A NEWPORT man who mistakenly threw away a hard drive containing Bitcoin now worth around £330 million has recruited NASA experts in his bid to retrieve it.

IT engineer James Howells, 36, accidentally binned the hard drive – containing 7,500 Bitcoins – instead of an empty one during an office spring clean in 2013.

The hard drive is now thought to be sitting in a landfill in Newport, and Mr Howells has appealed to the council for permission to search for the storage device – even offering 25 per cent, around £52.5 million, of the value of the Bitcoin – however this was refused.


Bitcoin is a digital form of currency that operates independently of central banking systems and is rather sent directly between owners.

In a bid to carry out his search, Mr Howells has contacted engineers, environmentalists and data recovery experts – including one who worked with NASA.

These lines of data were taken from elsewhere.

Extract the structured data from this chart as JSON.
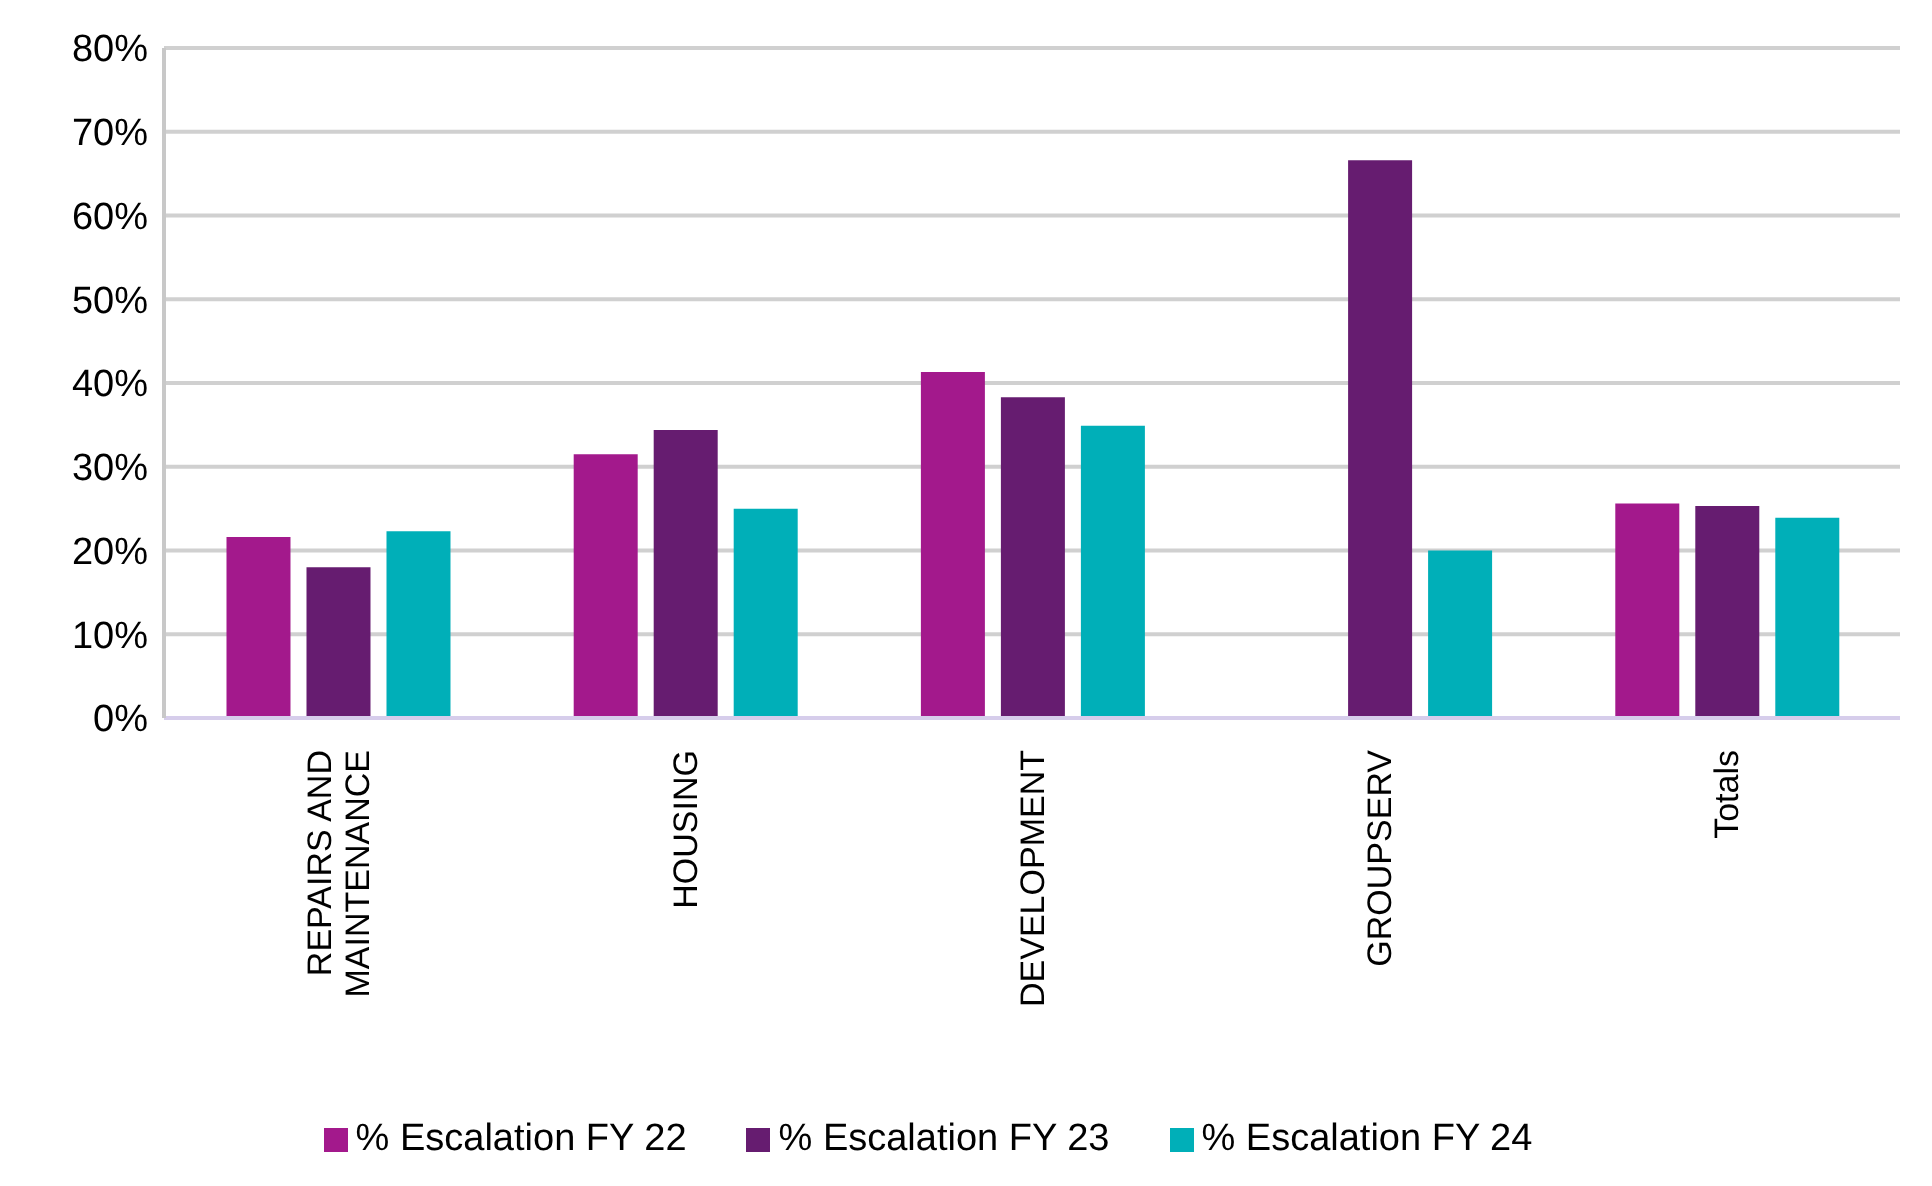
{
  "chart_data": {
    "type": "bar",
    "categories": [
      "REPAIRS AND MAINTENANCE",
      "HOUSING",
      "DEVELOPMENT",
      "GROUPSERV",
      "Totals"
    ],
    "series": [
      {
        "name": "% Escalation FY 22",
        "color": "#a3198c",
        "values": [
          21.6,
          31.5,
          41.3,
          null,
          25.6
        ]
      },
      {
        "name": "% Escalation FY 23",
        "color": "#661c70",
        "values": [
          18.0,
          34.4,
          38.3,
          66.6,
          25.3
        ]
      },
      {
        "name": "% Escalation FY 24",
        "color": "#00afb8",
        "values": [
          22.3,
          25.0,
          34.9,
          20.0,
          23.9
        ]
      }
    ],
    "ylim": [
      0,
      80
    ],
    "yticks": [
      {
        "value": 0,
        "label": "0%"
      },
      {
        "value": 10,
        "label": "10%"
      },
      {
        "value": 20,
        "label": "20%"
      },
      {
        "value": 30,
        "label": "30%"
      },
      {
        "value": 40,
        "label": "40%"
      },
      {
        "value": 50,
        "label": "50%"
      },
      {
        "value": 60,
        "label": "60%"
      },
      {
        "value": 70,
        "label": "70%"
      },
      {
        "value": 80,
        "label": "80%"
      }
    ],
    "grid": "y",
    "legend": "bottom"
  }
}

He said: "I have put together a full consortium of experts in the field to refute all of the claims that the council has said it has concerns over.

"I've spoken to data recovery experts who have worked with NASA on the Columbia space shuttle disaster.

"They were able to recover from a shuttle that exploded and they don't seem to think that being at a landfill will be a problem."

Mr Howells has called to meet with council representatives in order to arrange for a feasibility study to be conducted.

He said: "The current valuation is $454 million but around a week ago it was at its peak of $556 million.

"The council say they worry about who will meet the cost if it's not recoverable but all of that would be part of a signed contract.

"I'm asking them for a three-month feasibility study so we could sit down outline our plans and they could put forward their concerns and we can answer them, but they won't give me that."

Mr Howells said the search was expected to take between nine and 12 months, and would be aided by specially employed AI technology.

He said his plan has been backed by hedge funds who are willing to foot the bill for the cost of the search as well as the equipment involved.

Having studied aerial photographs of the site, Mr Howells believes the hard drive is in a 200 metre squared area and could be 15 metres deep.

Newport City Council said Mr Howells had made repeated requests for help - but it was unable to assist him.

A spokeswoman said: "Newport City Council has been contacted a number of times since 2014 about the possibility of retrieving a piece of IT hardware said to contain Bitcoins.

"The first time was several months after Mr Howells first realised the hardware was missing.

"The cost of digging up the landfill, storing and treating the waste could run into millions of pounds - without any guarantee of either finding it or it still being in working order.

"The council has also told Mr Howells on a number of occasions that excavation is not possible under our licencing permit and excavation itself would have a huge environmental impact on the surrounding area.

"Even if we were able to agree to his request, there is the question of who would meet the cost if the hard drive was not found or was damaged to such an extent that the data could not be recovered.

"We have, therefore, been clear that we cannot assist him in this matter."